Luxembourg is a pretty big outlier per 1000 but the only has a population of approximately 600,000, that’s only about 9,000 net migrants in 10 years.

Now let’s look More closely at 2015 itself when the Germany accepted so many immigrants.

euro_map_2015_df <-
  euro_map %>% fortify(region='NUTS_ID') %>% 
  left_join(country_codes, by = c("id" = "a2_code")) %>% 
  left_join((migration_clean %>% filter(year == 2015)),
            by = "country") %>% 
  filter(long > min(euro_limits$lon) & long < max(euro_limits$lon) &
           lat  > min(euro_limits$lat) & lat  < max(euro_limits$lat),
         !is.na(country)) # remove lower NUTS regsions

m_2015 <- ggplot(data=euro_map_2015_df)

m_2015 + geom_polygon(aes(x=long, y=lat, group=group, 
                            fill=net_migration)) +
  geom_path(aes(x=long, y=lat, group=group), color='black') +
  coord_equal() +
  theme_void() + 
  scale_fill_gradientn(colours=topo.colors(3),
                       labels = scales::comma,
                        name = "Net Migration\n 2015" )

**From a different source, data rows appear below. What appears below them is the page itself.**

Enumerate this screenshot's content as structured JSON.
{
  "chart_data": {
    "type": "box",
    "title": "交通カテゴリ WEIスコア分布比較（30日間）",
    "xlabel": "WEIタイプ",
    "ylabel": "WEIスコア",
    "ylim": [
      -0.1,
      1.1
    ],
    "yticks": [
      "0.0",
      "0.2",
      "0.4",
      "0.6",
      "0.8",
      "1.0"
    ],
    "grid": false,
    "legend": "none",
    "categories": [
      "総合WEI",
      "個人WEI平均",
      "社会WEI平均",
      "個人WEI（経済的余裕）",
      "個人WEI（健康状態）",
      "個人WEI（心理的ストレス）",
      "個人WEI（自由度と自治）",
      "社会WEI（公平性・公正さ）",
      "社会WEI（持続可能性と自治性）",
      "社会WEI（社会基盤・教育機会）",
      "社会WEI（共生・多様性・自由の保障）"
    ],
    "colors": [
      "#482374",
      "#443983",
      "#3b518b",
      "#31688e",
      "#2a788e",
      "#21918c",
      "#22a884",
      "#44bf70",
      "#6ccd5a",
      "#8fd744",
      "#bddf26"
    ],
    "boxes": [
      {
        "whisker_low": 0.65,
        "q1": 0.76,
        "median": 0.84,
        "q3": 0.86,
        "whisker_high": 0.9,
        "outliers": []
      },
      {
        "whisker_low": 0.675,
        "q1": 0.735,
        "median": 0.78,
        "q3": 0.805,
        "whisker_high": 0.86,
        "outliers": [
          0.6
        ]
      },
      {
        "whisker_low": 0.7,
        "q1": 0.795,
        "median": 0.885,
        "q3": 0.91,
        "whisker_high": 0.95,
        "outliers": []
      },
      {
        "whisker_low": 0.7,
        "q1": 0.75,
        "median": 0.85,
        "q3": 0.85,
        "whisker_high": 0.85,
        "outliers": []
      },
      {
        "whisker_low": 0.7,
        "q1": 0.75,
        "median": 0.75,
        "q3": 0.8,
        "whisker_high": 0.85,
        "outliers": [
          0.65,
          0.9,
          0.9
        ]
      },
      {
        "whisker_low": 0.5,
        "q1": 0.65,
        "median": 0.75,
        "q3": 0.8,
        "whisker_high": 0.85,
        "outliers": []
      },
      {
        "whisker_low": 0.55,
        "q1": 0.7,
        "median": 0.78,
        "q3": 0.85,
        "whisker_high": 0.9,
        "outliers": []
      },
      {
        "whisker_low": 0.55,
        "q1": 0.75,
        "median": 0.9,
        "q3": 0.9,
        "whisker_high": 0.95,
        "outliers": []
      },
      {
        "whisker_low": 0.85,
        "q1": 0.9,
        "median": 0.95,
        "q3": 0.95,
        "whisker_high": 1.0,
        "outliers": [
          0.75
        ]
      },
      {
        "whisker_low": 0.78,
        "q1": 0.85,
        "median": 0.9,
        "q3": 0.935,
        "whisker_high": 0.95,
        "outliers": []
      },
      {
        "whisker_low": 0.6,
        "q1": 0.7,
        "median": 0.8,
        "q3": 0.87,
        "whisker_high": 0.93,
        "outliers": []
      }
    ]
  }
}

m_2015 + geom_polygon(aes(x=long, y=lat, group=group, 
                            fill=(net_migration_per_cap * 1000))) +
  geom_path(aes(x=long, y=lat, group=group), color='black') +
  coord_equal() +
  theme_void() + 
  scale_fill_gradientn(colours=topo.colors(3),
                       labels = scales::comma,
                        name = "Net Migration\nper 1000 Population\n2015")

Summary

The biggest take away I have from this exercise is that each country has gone through it’s own very particular story around net migration. Ireland and the dramatic decline from 2008 onwards, Germany and it’s huge peak in 2015, the outsized impact on the mediterranean states that are closer to Africa and the Middle East, Cyprus plummeting into negative territory after the 2010 European banking crisis etc.

On a larger scale the overall drop in net migratioin to the whole region from 2009-2013 is also quite remarkable when compared to the current situation and before 2008. It begs many political questions around future planning and current “sharing of the load” across the region. Luckily I can leave that to the political analysts, numbers are far easier to understand than people.